Taberi Hızır ile İlyas'ın eşit olduğunu ve her yıl gerçekleşen mevsim
kutlamalarında buluştuklarını, hatta Hızır'ın Pers, İlyas'ın Yahudi olduğunu
söyler. [1]
İşte İlyas ve Hızır'ın buluştuğu gün Hıdırellez olarak bilinir.
Hıdırellez Miladi takvime göre 6 Mayıs, Jülyen takvimine göre 23 Nisan'da
kutlanır ve birçok antik toplumda olduğu gibi yılın ikiye bölündüğü görülür. 5
Mayıs gecesi artık kışın bittiği ve sıcaklıklarla birlikte bolluk ve bereketin
artacağına inanılırdı. Bu yüzden 6 Mayıs ile 7 Kasım arası Hızır, yani yaz
günleri iken 8 Kasım ile 5 Mayıs arası Kasım, yani kış günleridir. [2]
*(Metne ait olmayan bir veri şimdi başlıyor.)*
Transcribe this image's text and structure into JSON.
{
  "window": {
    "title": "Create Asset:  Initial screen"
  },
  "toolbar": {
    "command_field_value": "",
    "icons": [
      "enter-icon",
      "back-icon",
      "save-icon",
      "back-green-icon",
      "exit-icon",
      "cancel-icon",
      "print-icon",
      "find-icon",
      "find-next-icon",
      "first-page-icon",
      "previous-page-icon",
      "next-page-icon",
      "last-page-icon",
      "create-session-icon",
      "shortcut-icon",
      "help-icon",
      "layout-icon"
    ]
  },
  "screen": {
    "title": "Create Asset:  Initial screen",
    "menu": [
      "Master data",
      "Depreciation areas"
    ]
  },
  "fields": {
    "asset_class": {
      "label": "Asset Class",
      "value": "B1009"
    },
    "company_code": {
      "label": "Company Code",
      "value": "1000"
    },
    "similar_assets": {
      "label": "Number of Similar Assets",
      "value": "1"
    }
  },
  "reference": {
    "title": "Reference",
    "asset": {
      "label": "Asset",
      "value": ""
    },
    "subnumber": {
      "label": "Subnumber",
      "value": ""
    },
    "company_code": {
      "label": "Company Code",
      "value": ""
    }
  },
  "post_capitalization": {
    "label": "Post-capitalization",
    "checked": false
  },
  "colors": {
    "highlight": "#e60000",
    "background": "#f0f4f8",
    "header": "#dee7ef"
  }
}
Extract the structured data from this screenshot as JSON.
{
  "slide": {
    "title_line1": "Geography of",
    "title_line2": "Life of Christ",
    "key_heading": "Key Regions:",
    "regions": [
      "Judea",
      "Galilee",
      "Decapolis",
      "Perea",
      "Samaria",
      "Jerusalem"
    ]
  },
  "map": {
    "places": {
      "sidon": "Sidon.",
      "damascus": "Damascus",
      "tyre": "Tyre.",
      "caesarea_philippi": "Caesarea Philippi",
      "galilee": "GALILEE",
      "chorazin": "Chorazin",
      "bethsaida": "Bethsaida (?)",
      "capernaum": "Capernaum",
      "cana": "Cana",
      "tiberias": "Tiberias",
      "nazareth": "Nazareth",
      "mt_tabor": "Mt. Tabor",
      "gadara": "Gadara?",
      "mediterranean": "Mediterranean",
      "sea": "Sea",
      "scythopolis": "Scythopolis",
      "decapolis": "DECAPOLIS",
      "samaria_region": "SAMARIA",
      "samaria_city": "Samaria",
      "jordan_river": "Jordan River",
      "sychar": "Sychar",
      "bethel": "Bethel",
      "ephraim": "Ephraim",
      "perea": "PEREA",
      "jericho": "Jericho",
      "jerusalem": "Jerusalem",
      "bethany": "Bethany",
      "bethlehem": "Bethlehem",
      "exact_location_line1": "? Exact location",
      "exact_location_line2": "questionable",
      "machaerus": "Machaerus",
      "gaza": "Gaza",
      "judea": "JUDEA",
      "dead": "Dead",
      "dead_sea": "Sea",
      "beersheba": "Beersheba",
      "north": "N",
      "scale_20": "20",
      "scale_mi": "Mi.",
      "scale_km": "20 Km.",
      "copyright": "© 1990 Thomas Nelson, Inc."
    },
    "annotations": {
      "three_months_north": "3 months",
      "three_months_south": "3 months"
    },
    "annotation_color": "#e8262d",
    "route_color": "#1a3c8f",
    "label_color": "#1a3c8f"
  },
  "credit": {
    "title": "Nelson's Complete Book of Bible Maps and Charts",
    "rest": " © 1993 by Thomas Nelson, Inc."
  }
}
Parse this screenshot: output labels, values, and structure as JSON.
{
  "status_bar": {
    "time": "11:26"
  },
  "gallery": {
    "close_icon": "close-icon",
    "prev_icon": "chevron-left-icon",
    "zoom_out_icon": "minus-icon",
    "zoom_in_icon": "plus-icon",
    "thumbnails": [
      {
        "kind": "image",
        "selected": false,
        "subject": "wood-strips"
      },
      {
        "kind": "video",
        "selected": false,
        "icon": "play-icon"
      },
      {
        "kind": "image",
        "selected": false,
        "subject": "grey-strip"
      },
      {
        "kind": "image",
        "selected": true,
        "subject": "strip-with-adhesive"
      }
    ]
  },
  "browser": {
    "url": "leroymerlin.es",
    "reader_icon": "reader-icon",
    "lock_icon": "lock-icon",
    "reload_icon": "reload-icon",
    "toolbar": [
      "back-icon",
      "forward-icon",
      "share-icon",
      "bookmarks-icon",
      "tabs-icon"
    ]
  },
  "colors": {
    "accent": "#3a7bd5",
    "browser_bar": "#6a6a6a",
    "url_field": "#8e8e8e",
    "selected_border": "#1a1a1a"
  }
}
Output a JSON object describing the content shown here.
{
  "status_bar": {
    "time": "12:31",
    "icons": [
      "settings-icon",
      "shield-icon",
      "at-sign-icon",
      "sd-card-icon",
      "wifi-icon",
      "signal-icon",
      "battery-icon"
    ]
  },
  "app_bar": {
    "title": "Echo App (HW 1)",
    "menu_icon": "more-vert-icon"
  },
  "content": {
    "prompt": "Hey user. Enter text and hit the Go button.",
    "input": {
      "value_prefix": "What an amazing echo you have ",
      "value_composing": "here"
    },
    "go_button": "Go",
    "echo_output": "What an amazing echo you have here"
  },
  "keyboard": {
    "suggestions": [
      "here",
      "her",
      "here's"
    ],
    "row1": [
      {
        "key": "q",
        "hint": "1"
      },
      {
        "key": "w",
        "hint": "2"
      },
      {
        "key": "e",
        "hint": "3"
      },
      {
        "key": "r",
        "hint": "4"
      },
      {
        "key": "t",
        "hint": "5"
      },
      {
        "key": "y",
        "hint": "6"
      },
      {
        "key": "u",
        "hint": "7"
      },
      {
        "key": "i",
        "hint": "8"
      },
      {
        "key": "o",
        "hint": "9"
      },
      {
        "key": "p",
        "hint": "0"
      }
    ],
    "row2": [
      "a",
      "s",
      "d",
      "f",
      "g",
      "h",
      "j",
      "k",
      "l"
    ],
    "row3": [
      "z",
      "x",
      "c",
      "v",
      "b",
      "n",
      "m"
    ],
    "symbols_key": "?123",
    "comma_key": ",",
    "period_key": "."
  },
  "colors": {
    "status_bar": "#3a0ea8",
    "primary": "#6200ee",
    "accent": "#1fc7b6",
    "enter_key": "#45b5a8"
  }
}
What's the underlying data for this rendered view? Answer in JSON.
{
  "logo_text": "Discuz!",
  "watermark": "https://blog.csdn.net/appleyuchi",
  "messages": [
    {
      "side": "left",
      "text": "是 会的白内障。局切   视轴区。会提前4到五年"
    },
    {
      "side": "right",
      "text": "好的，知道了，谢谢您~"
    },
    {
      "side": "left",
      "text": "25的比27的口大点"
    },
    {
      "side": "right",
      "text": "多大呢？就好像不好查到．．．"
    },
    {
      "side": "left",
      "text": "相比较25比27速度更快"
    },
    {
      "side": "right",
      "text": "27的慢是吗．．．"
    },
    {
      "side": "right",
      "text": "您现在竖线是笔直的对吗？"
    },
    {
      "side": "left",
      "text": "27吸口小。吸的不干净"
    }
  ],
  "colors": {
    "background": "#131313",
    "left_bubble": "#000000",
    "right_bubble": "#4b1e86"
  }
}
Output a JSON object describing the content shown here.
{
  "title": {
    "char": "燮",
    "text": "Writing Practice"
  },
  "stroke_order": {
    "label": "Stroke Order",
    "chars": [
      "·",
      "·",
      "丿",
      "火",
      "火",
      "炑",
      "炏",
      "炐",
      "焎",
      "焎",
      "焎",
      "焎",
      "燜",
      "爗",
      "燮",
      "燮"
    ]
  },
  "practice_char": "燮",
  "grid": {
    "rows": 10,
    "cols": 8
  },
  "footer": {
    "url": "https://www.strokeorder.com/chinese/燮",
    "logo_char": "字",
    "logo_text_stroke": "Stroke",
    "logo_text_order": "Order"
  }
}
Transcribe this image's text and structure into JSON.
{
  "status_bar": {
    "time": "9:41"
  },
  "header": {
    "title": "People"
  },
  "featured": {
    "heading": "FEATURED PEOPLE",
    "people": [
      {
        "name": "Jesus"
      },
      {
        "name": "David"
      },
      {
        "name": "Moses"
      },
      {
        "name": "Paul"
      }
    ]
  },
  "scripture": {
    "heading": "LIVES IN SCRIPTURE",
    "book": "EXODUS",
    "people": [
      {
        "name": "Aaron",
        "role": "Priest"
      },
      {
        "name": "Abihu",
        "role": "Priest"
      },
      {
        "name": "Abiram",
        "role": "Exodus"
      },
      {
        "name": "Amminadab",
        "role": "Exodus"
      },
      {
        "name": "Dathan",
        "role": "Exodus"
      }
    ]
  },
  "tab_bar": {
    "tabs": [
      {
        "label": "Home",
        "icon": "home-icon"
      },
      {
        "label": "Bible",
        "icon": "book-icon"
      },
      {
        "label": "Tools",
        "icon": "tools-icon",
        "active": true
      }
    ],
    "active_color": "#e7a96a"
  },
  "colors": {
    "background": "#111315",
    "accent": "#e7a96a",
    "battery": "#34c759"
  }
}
Hızır ve İlyas'ın buluşmaları anlatımı 2.Krallar, 2.Bab'da İlya'nın bir dulun
içecek ve yiyeceklerini 3 yıl boyunca tükenmez kılması ve ölen oğlunu
diriltmesi anlatımında da görülür. Bu anlatıda göğe yükselirken
İlya'nın düşen cüppesini Elişa alır.
Elişa bu cüppe sayesinde kısırlığa neden olan bir su kaynağını iyileştirir,
dulun yağının çoğalmasını sağlar. Şunemli bir kadının ölü oğlunu diriltir,
misafirlerin tümünü elindeki somunu çoğaltarak doyurur.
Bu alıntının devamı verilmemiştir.